I’m working on two big projects that try to extract meaningful patterns from large collections (newspapers in one, transcribed manuscripts in another) and then make sense of those patterns through visualizations. Most of this happens in the form of mapping (geography and time being the two most common threads in these sources), but also in other forms of graphing and visualizations (word clouds, for instance).
A major challenge, it seems to me, is that there is not a widely understood common vocabulary for how to visualize large-scale language patterns. How, for example, do you visualize the most commonly used words in a particular historical newspaper as they spread out across both time and space simultaneously?
We’ve been experimenting with that in our projects, but I’d like to hash this issue out with folks working on similar (or not so similar!) problems.
#1 by Tess on April 14, 2011 - 4:14 pm
I’m really interested in the variety of applications for this technique.
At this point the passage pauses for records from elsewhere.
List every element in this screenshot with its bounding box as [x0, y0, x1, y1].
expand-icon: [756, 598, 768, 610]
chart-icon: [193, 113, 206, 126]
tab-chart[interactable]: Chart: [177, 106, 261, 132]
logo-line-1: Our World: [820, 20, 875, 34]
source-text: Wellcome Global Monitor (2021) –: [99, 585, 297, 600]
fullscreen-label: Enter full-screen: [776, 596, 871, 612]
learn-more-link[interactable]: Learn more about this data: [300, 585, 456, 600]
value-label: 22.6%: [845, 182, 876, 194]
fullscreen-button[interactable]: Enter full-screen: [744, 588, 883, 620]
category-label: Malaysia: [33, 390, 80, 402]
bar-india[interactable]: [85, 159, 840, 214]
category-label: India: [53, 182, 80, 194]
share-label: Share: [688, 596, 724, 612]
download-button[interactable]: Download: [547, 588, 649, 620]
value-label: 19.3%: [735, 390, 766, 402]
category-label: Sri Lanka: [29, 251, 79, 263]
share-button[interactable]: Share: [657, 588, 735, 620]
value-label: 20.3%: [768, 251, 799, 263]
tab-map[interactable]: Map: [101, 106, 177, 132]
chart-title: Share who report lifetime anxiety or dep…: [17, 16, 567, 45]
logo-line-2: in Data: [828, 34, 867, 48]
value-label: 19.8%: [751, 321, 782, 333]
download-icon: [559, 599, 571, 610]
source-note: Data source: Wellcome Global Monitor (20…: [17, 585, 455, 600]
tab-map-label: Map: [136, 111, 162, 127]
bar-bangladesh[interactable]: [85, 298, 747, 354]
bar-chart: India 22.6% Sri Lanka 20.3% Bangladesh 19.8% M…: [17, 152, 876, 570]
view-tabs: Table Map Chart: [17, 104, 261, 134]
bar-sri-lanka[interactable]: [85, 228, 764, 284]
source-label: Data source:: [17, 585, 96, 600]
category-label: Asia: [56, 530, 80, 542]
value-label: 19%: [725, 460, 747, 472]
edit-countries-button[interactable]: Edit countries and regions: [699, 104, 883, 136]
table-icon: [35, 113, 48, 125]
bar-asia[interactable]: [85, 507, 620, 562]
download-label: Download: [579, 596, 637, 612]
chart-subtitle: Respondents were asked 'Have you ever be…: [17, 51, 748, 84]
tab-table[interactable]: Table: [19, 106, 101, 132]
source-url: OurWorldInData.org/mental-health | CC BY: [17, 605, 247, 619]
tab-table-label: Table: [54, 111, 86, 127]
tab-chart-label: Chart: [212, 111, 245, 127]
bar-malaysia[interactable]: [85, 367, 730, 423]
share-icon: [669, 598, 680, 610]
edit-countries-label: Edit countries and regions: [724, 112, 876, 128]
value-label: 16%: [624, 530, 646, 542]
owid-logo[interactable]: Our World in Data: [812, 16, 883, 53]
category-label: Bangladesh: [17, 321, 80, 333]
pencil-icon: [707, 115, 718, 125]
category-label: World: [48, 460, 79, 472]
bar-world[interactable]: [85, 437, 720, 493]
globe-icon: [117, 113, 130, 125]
Laura Mandell showed this type of visualization with tracking relationships through Southey’s correspondence at TILTS in February.
dhhub.org/demos/voyeur/ I’m interested in applying this to periodicals, as mentioned above.
#2 by Natalie Houston on April 12, 2011 - 8:12 pm
I’d be really interested in this session. One of the challenges I’ve found is that many people in text-focused disciplines feel put off by traditional graphs (i.e., “we’re in English, don’t show me charts”). As you suggest, it might be best thought of as a visual vocabulary problem.
#3 by sethgrimes on April 7, 2011 - 5:54 pm
Check out the slides from a class I presented last year on text mining & visualization: www.slideshare.net/SethGrimes/text-mining-and-visualization-4937750 .
Seth, twitter.com/sethgrimes
#4 by Laurel Stvan on March 30, 2011 - 3:40 am
I’m intrigued by this, too. With lots of data or just diachronic data, using only tables of word frequencies or changes in collocations may not be as effective as showing commonalities via different colors and weights in word clouds, for instance. What other visualization methods can show patterns across several axes?